Pop quiz: What do the original Mac, Ridley Scott’s Blade Runner, supersonic airplane Concorde, the Sony Walkman, and the Braun ET66 calculator have in common?

Give up? The answer is that they’re all cited as inspirations for designing the original iPhone back in 2007. The full list was recently shared by Imran Chaudhri, one of the software designers who helped create Apple’s breakthrough smartphone.

Chaudri, who has now left Apple to co-found the startup Hu.ma.ne, gave his answer on Twitter after being posed the question by another user. Other references he gave as touchpoints include Italian designer Massimo Vignelli (misspelled “Vignale”), U.S. industrial designer Henry Dreyfuss, the music band The Beatles, NASA, the English music label Warp, Polaroid, Arthur C. Clarke, and Finnish-American architect Eero Saarinen.

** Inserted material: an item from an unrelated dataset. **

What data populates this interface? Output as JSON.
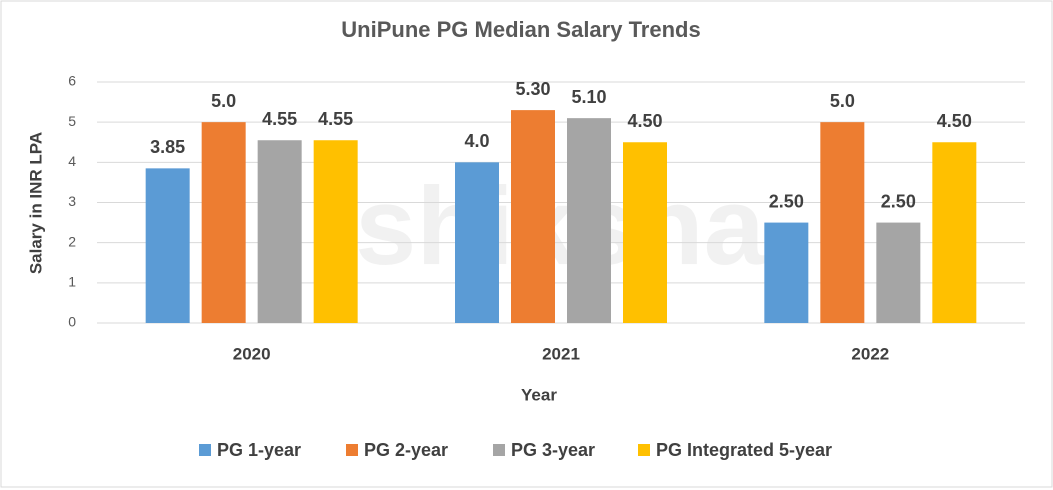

The inspirations aren’t all obvious, of course. Interestingly, there are zero phones listed — which completely makes sense since Apple’s inspiration for making the iPhone was dissatisfaction at the devices already on the market. Other than that, it’s fun to imagine who contributed each inspiration. The Beatles were famously a love of Steve Jobs, while Braun and Warp Records seem like they’d belong more to Jony Ive.

What does come through with all of them, however, is a sense of futuristic, minimalist cool which absolutely translated to the iPhone. The sleek Concorde was instantly recognizable from its silhouette alone, and carried an air of ahead-of-its-time luxury. Similarly, NASA evokes the kind of space age utopia that Jobs grew up with (he would have been a teenager at the time of the first moon landing.)

Imran Chaudhri doesn’t pretend that these were the only inspirations for the iPhone, of course. He also includes the important phrase “among others.”

But, in the same way that Jobs used items like a luxury Bösendorfer piano and black and white photographic prints of the American West by Ansel Adams to inspire the original Mac team, so it seems did the iPhone team have a similar approach to inspiration.